India: Killing the Messenger, Ignoring the Message

April 9, 2011: Three recent episodes, seemingly unrelated:

November 29, 2009: Reuters reported that Indian officials were investigating the leak of a radioactive substance into drinking water from an atomic power plant in Kaira, south of Bangalore.

April 10, 2010: the Times of India reported that exposure to radioactive Cobalt-60 in scrap at a disposal site outside of Delhi had left four workers fighting for their lives. The scrap had not originated in a nuclear facility but from industrial waste. Over the next month, government statements reiterated that those who handled potentially toxic waste were supposed to follow “stringent procedures.

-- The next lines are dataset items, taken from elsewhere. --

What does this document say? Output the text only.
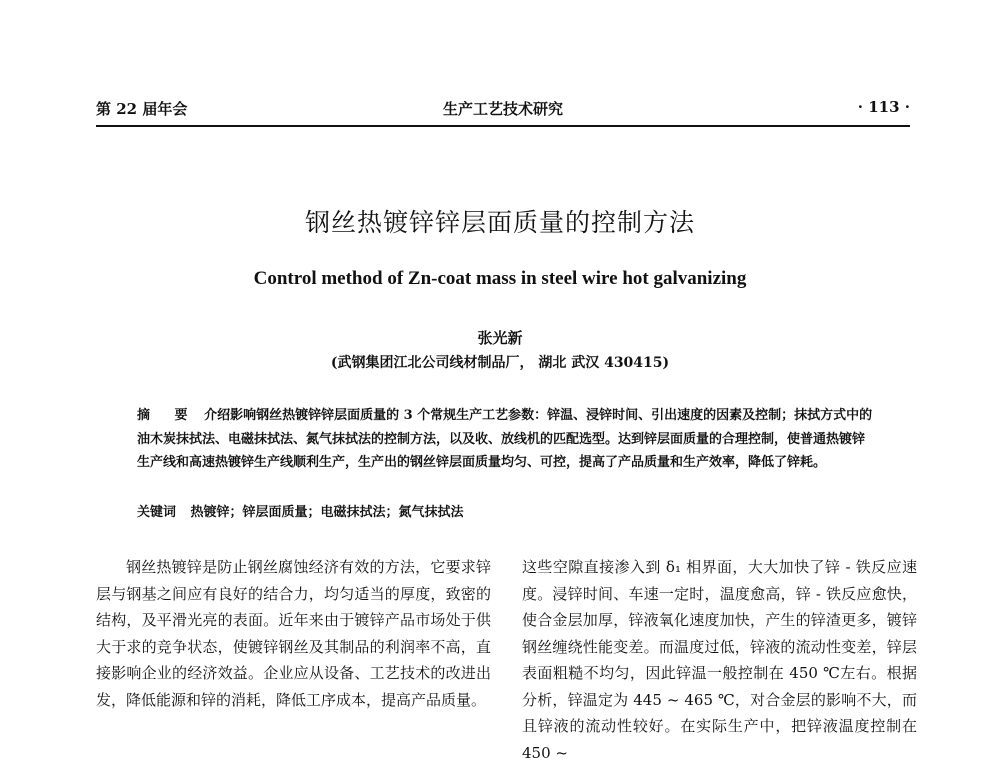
第 22 届年会	生产工艺技术研究	· 113 ·
钢丝热镀锌锌层面质量的控制方法
Control method of Zn-coat mass in steel wire hot galvanizing
张光新
(武钢集团江北公司线材制品厂， 湖北 武汉 430415)
摘 要 介绍影响钢丝热镀锌锌层面质量的 3 个常规生产工艺参数：锌温、浸锌时间、引出速度的因素及控制；抹拭方式中的油木炭抹拭法、电磁抹拭法、氮气抹拭法的控制方法，以及收、放线机的匹配选型。达到锌层面质量的合理控制，使普通热镀锌生产线和高速热镀锌生产线顺利生产，生产出的钢丝锌层面质量均匀、可控，提高了产品质量和生产效率，降低了锌耗。
关键词 热镀锌；锌层面质量；电磁抹拭法；氮气抹拭法

钢丝热镀锌是防止钢丝腐蚀经济有效的方法，它要求锌层与钢基之间应有良好的结合力，均匀适当的厚度，致密的结构，及平滑光亮的表面。近年来由于镀锌产品市场处于供大于求的竞争状态，使镀锌钢丝及其制品的利润率不高，直接影响企业的经济效益。企业应从设备、工艺技术的改进出发，降低能源和锌的消耗，降低工序成本，提高产品质量。

这些空隙直接渗入到 δ₁ 相界面，大大加快了锌 - 铁反应速度。浸锌时间、车速一定时，温度愈高，锌 - 铁反应愈快，使合金层加厚，锌液氧化速度加快，产生的锌渣更多，镀锌钢丝缠绕性能变差。而温度过低，锌液的流动性变差，锌层表面粗糙不均匀，因此锌温一般控制在 450 ℃左右。根据分析，锌温定为 445 ~ 465 ℃，对合金层的影响不大，而且锌液的流动性较好。在实际生产中，把锌液温度控制在450 ~
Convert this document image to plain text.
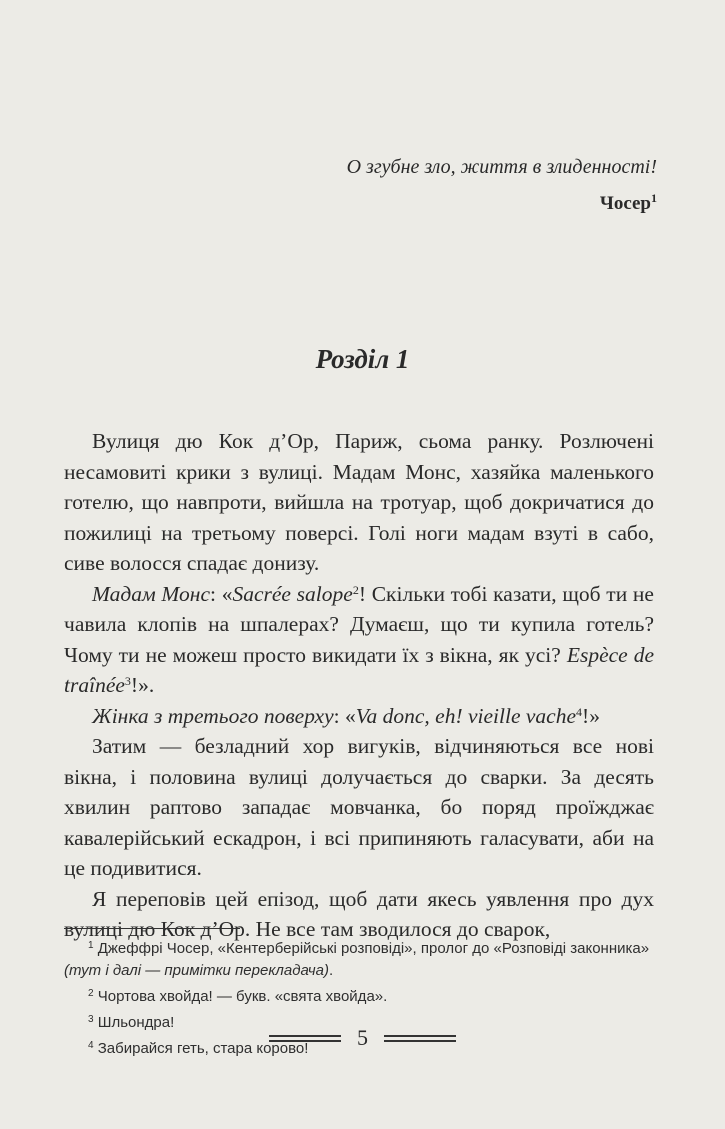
О згубне зло, життя в злиденності!
Чосер$^1$
Розділ 1

Вулиця дю Кок д’Ор, Париж, сьома ранку. Розлючені несамовиті крики з вулиці. Мадам Монс, хазяйка маленького готелю, що навпроти, вийшла на тротуар, щоб докричатися до пожилиці на третьому поверсі. Голі ноги мадам взуті в сабо, сиве волосся спадає донизу.

Мадам Монс: «Sacrée salope$^2$! Скільки тобі казати, щоб ти не чавила клопів на шпалерах? Думаєш, що ти купила готель? Чому ти не можеш просто викидати їх з вікна, як усі? Espèce de traînée$^3$!».

Жінка з третього поверху: «Va donc, eh! vieille vache$^4$!»

Затим — безладний хор вигуків, відчиняються все нові вікна, і половина вулиці долучається до сварки. За десять хвилин раптово западає мовчанка, бо поряд проїжджає кавалерійський ескадрон, і всі припиняють галасувати, аби на це подивитися.

Я переповів цей епізод, щоб дати якесь уявлення про дух вулиці дю Кок д’Ор. Не все там зводилося до сварок,

$^1$ Джеффрі Чосер, «Кентерберійські розповіді», пролог до «Розповіді законника» (тут і далі — примітки перекладача).

$^2$ Чортова хвойда! — букв. «свята хвойда».

$^3$ Шльондра!

$^4$ Забирайся геть, стара корово!	5
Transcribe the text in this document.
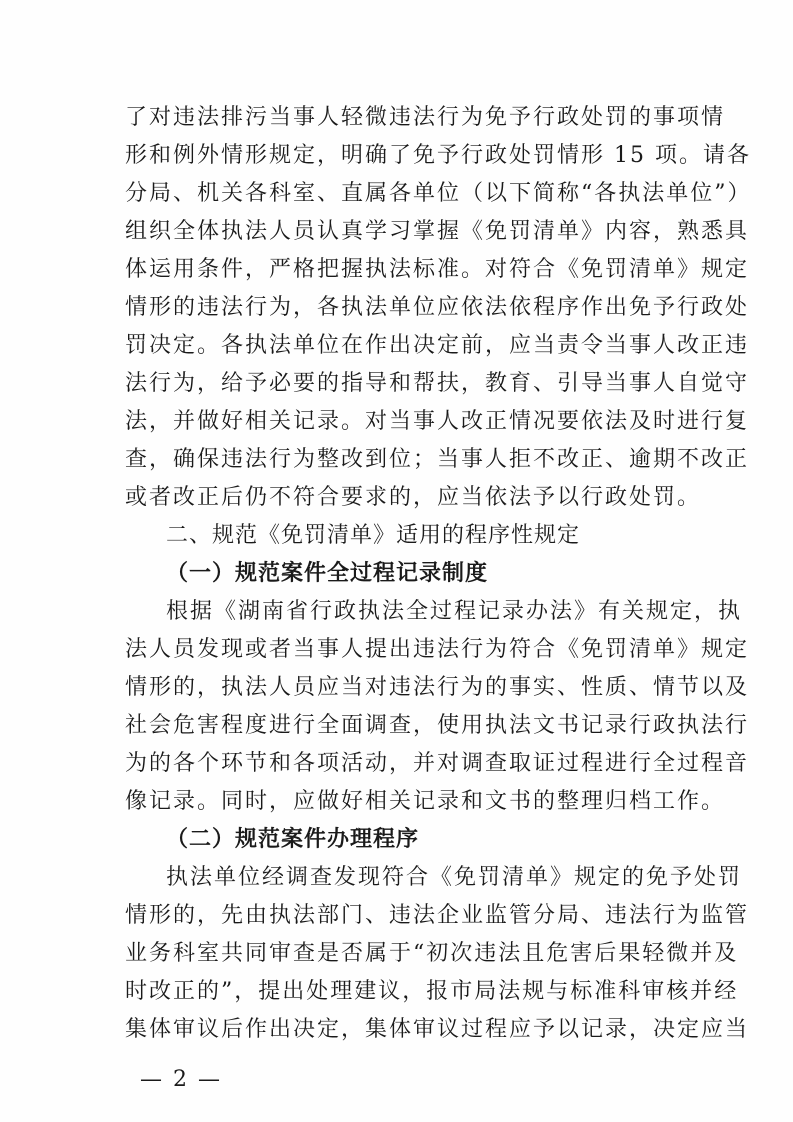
了对违法排污当事人轻微违法行为免予行政处罚的事项情
形和例外情形规定，明确了免予行政处罚情形 15 项。请各
分局、机关各科室、直属各单位（以下简称“各执法单位”）
组织全体执法人员认真学习掌握《免罚清单》内容，熟悉具
体运用条件，严格把握执法标准。对符合《免罚清单》规定
情形的违法行为，各执法单位应依法依程序作出免予行政处
罚决定。各执法单位在作出决定前，应当责令当事人改正违
法行为，给予必要的指导和帮扶，教育、引导当事人自觉守
法，并做好相关记录。对当事人改正情况要依法及时进行复
查，确保违法行为整改到位；当事人拒不改正、逾期不改正
或者改正后仍不符合要求的，应当依法予以行政处罚。
二、规范《免罚清单》适用的程序性规定
（一）规范案件全过程记录制度
根据《湖南省行政执法全过程记录办法》有关规定，执
法人员发现或者当事人提出违法行为符合《免罚清单》规定
情形的，执法人员应当对违法行为的事实、性质、情节以及
社会危害程度进行全面调查，使用执法文书记录行政执法行
为的各个环节和各项活动，并对调查取证过程进行全过程音
像记录。同时，应做好相关记录和文书的整理归档工作。
（二）规范案件办理程序
执法单位经调查发现符合《免罚清单》规定的免予处罚
情形的，先由执法部门、违法企业监管分局、违法行为监管
业务科室共同审查是否属于“初次违法且危害后果轻微并及
时改正的”，提出处理建议，报市局法规与标准科审核并经
集体审议后作出决定，集体审议过程应予以记录，决定应当
— 2 —
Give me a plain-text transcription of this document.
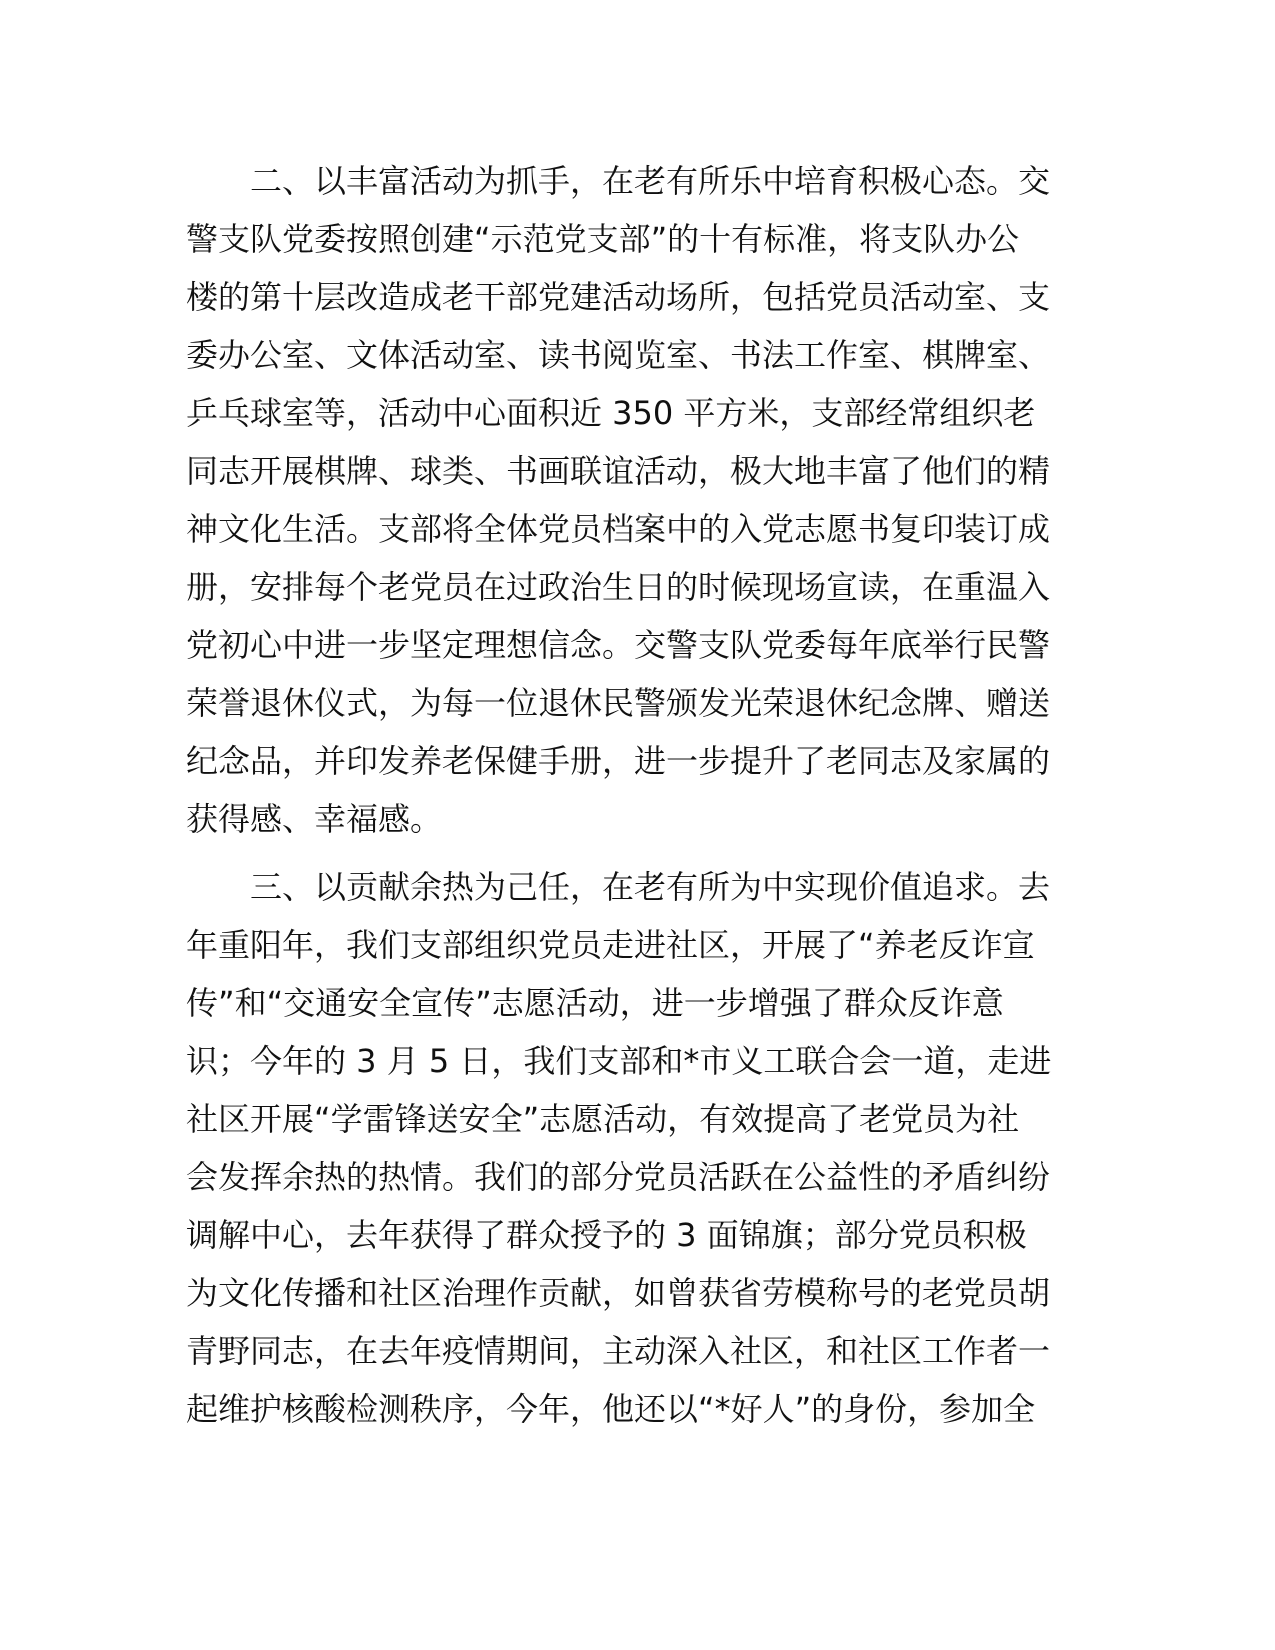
二、以丰富活动为抓手，在老有所乐中培育积极心态。交
警支队党委按照创建“示范党支部”的十有标准，将支队办公
楼的第十层改造成老干部党建活动场所，包括党员活动室、支
委办公室、文体活动室、读书阅览室、书法工作室、棋牌室、
乒乓球室等，活动中心面积近 350 平方米，支部经常组织老
同志开展棋牌、球类、书画联谊活动，极大地丰富了他们的精
神文化生活。支部将全体党员档案中的入党志愿书复印装订成
册，安排每个老党员在过政治生日的时候现场宣读，在重温入
党初心中进一步坚定理想信念。交警支队党委每年底举行民警
荣誉退休仪式，为每一位退休民警颁发光荣退休纪念牌、赠送
纪念品，并印发养老保健手册，进一步提升了老同志及家属的
获得感、幸福感。
三、以贡献余热为己任，在老有所为中实现价值追求。去
年重阳年，我们支部组织党员走进社区，开展了“养老反诈宣
传”和“交通安全宣传”志愿活动，进一步增强了群众反诈意
识；今年的 3 月 5 日，我们支部和*市义工联合会一道，走进
社区开展“学雷锋送安全”志愿活动，有效提高了老党员为社
会发挥余热的热情。我们的部分党员活跃在公益性的矛盾纠纷
调解中心，去年获得了群众授予的 3 面锦旗；部分党员积极
为文化传播和社区治理作贡献，如曾获省劳模称号的老党员胡
青野同志，在去年疫情期间，主动深入社区，和社区工作者一
起维护核酸检测秩序，今年，他还以“*好人”的身份，参加全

August 13, 2010: NDTV (New Delhi Television) reported that British researchers had found a super-antibiotic-resistant bacterium in India. The scientific community, which often follows the practice of naming bacteria after the place where they are first isolated and identified, has given this one the name New Delhi Metallo-1. On April 7, 2011, BBC reported that a group of scientists in Cardiff had found antibiotic-resistant bacteria in Delhi drinking water. It is not clear whether these were the same type of bacteria. In both cases, the Indian health authorities immediately dismissed the studies involved.